I am sure I am not alone in feeling a bit over-stuffed post-Christmas. Don’t get me wrong, I enjoyed it and ate some delicious food, drank more than I should have, did less exercise than usual and generally over-indulged in every way; but clearly I was a paragon of virtue compared to some! I am sat on a crowded train in a set of six seats – three facing three. I say that I am sat but in truth I am perched; as the only one of the six people below eighteen stone, it is proving a struggle to secure more than one buttock on the edge of the seat.
It is at this point of considerable discomfort and general frustration that I am reminded of a recent article. Research published in the journal Nature Human Behaviour followed the “Pareto principle” under which many distributions obey an 80:20 rule. The 38 year study found that children as young as three could be tested on IQ and self-control and that the results, combined with some other factors, would allow researchers to predict with “considerable accuracy” which would go on to be the greatest burden on the state.
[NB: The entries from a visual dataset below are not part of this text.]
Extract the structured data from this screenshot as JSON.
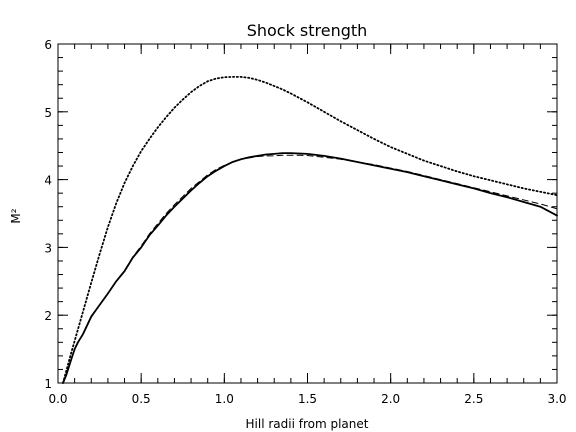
{
  "chart_data": {
    "type": "line",
    "title": "Shock strength",
    "xlabel": "Hill radii from planet",
    "ylabel": "M²",
    "xlim": [
      0.0,
      3.0
    ],
    "ylim": [
      1,
      6
    ],
    "x_ticks": [
      0.0,
      0.5,
      1.0,
      1.5,
      2.0,
      2.5,
      3.0
    ],
    "x_tick_labels": [
      "0.0",
      "0.5",
      "1.0",
      "1.5",
      "2.0",
      "2.5",
      "3.0"
    ],
    "y_ticks": [
      1,
      2,
      3,
      4,
      5,
      6
    ],
    "y_tick_labels": [
      "1",
      "2",
      "3",
      "4",
      "5",
      "6"
    ],
    "grid": false,
    "legend": "none",
    "series": [
      {
        "style": "dotted",
        "color": "#000000",
        "x": [
          0.03,
          0.05,
          0.08,
          0.1,
          0.15,
          0.2,
          0.25,
          0.3,
          0.35,
          0.4,
          0.45,
          0.5,
          0.55,
          0.6,
          0.65,
          0.7,
          0.75,
          0.8,
          0.85,
          0.9,
          0.95,
          1.0,
          1.05,
          1.1,
          1.15,
          1.2,
          1.25,
          1.3,
          1.35,
          1.4,
          1.5,
          1.6,
          1.7,
          1.8,
          1.9,
          2.0,
          2.1,
          2.2,
          2.3,
          2.4,
          2.5,
          2.6,
          2.7,
          2.8,
          2.9,
          3.0
        ],
        "y": [
          1.0,
          1.18,
          1.45,
          1.62,
          2.05,
          2.48,
          2.9,
          3.3,
          3.65,
          3.95,
          4.2,
          4.42,
          4.6,
          4.77,
          4.92,
          5.06,
          5.18,
          5.29,
          5.38,
          5.45,
          5.49,
          5.51,
          5.515,
          5.515,
          5.5,
          5.47,
          5.43,
          5.38,
          5.33,
          5.27,
          5.14,
          5.0,
          4.86,
          4.73,
          4.6,
          4.48,
          4.38,
          4.28,
          4.2,
          4.12,
          4.05,
          3.99,
          3.93,
          3.87,
          3.82,
          3.77
        ]
      },
      {
        "style": "solid",
        "color": "#000000",
        "x": [
          0.03,
          0.05,
          0.08,
          0.1,
          0.12,
          0.15,
          0.2,
          0.25,
          0.3,
          0.35,
          0.4,
          0.45,
          0.5,
          0.55,
          0.6,
          0.65,
          0.7,
          0.75,
          0.8,
          0.85,
          0.9,
          0.95,
          1.0,
          1.05,
          1.1,
          1.15,
          1.2,
          1.25,
          1.3,
          1.35,
          1.4,
          1.45,
          1.5,
          1.6,
          1.7,
          1.8,
          1.9,
          2.0,
          2.1,
          2.2,
          2.3,
          2.4,
          2.5,
          2.6,
          2.7,
          2.8,
          2.9,
          3.0
        ],
        "y": [
          1.0,
          1.12,
          1.35,
          1.5,
          1.6,
          1.72,
          1.98,
          2.15,
          2.32,
          2.5,
          2.65,
          2.85,
          3.0,
          3.18,
          3.32,
          3.47,
          3.6,
          3.72,
          3.84,
          3.95,
          4.05,
          4.13,
          4.2,
          4.26,
          4.3,
          4.33,
          4.35,
          4.37,
          4.38,
          4.39,
          4.39,
          4.385,
          4.38,
          4.35,
          4.31,
          4.26,
          4.21,
          4.16,
          4.11,
          4.05,
          3.99,
          3.93,
          3.87,
          3.8,
          3.74,
          3.67,
          3.6,
          3.47
        ]
      },
      {
        "style": "dashed",
        "color": "#000000",
        "x": [
          0.03,
          0.05,
          0.08,
          0.1,
          0.12,
          0.15,
          0.2,
          0.25,
          0.3,
          0.35,
          0.4,
          0.45,
          0.5,
          0.55,
          0.6,
          0.65,
          0.7,
          0.75,
          0.8,
          0.85,
          0.9,
          0.95,
          1.0,
          1.05,
          1.1,
          1.15,
          1.2,
          1.25,
          1.3,
          1.35,
          1.4,
          1.45,
          1.5,
          1.6,
          1.7,
          1.8,
          1.9,
          2.0,
          2.1,
          2.2,
          2.3,
          2.4,
          2.5,
          2.6,
          2.7,
          2.8,
          2.9,
          3.0
        ],
        "y": [
          1.0,
          1.12,
          1.35,
          1.5,
          1.6,
          1.72,
          1.97,
          2.15,
          2.32,
          2.5,
          2.66,
          2.86,
          3.02,
          3.2,
          3.35,
          3.5,
          3.63,
          3.75,
          3.87,
          3.97,
          4.07,
          4.15,
          4.21,
          4.26,
          4.3,
          4.32,
          4.34,
          4.35,
          4.35,
          4.36,
          4.36,
          4.36,
          4.355,
          4.33,
          4.3,
          4.26,
          4.22,
          4.17,
          4.12,
          4.06,
          4.0,
          3.94,
          3.88,
          3.82,
          3.76,
          3.7,
          3.64,
          3.57
        ]
      }
    ]
  }
}
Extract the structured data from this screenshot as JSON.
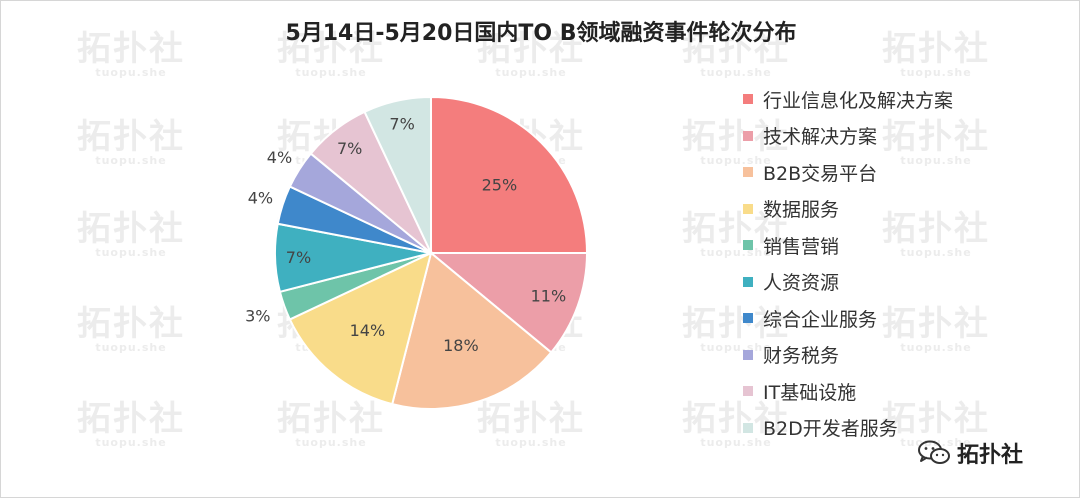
{
  "chart_data": {
    "type": "pie",
    "title": "5月14日-5月20日国内TO B领域融资事件轮次分布",
    "slices": [
      {
        "label": "行业信息化及解决方案",
        "value": 25,
        "data_label": "25%",
        "color": "#f47d7d"
      },
      {
        "label": "技术解决方案",
        "value": 11,
        "data_label": "11%",
        "color": "#ec9ea8"
      },
      {
        "label": "B2B交易平台",
        "value": 18,
        "data_label": "18%",
        "color": "#f7c19c"
      },
      {
        "label": "数据服务",
        "value": 14,
        "data_label": "14%",
        "color": "#f9dc8a"
      },
      {
        "label": "销售营销",
        "value": 3,
        "data_label": "3%",
        "color": "#6ec4a9"
      },
      {
        "label": "人资资源",
        "value": 7,
        "data_label": "7%",
        "color": "#3fb0c0"
      },
      {
        "label": "综合企业服务",
        "value": 4,
        "data_label": "4%",
        "color": "#3f88cb"
      },
      {
        "label": "财务税务",
        "value": 4,
        "data_label": "4%",
        "color": "#a5a7db"
      },
      {
        "label": "IT基础设施",
        "value": 7,
        "data_label": "7%",
        "color": "#e6c4d2"
      },
      {
        "label": "B2D开发者服务",
        "value": 7,
        "data_label": "7%",
        "color": "#d2e6e3"
      }
    ],
    "legend_position": "right"
  },
  "watermark": {
    "text": "拓扑社",
    "subtext": "tuopu.she"
  },
  "brand": {
    "icon": "wechat-icon",
    "name": "拓扑社"
  }
}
In conclusion, a fifth of the population is responsible for four fifths of crime, two fifths of obesity, three quarters of fatherless families and for claiming two thirds of benefit. It is a truth that needs to be more sympathetically acknowledged than I am currently feeling able that supporting this sector of society early on in life will result in significant savings further down the road. Interestingly the research also found that about one third of those studied did not show up in their records because they make minimal use of hospitals, haven’t been before the criminal court or claimed any benefit or accident compensation. These are labelled as “the tax payers” who make up the support ratio; to this research you could add the season ticket payers who are struggling to squeeze into their seat – I wonder if the slimmer among us could qualify for a discount!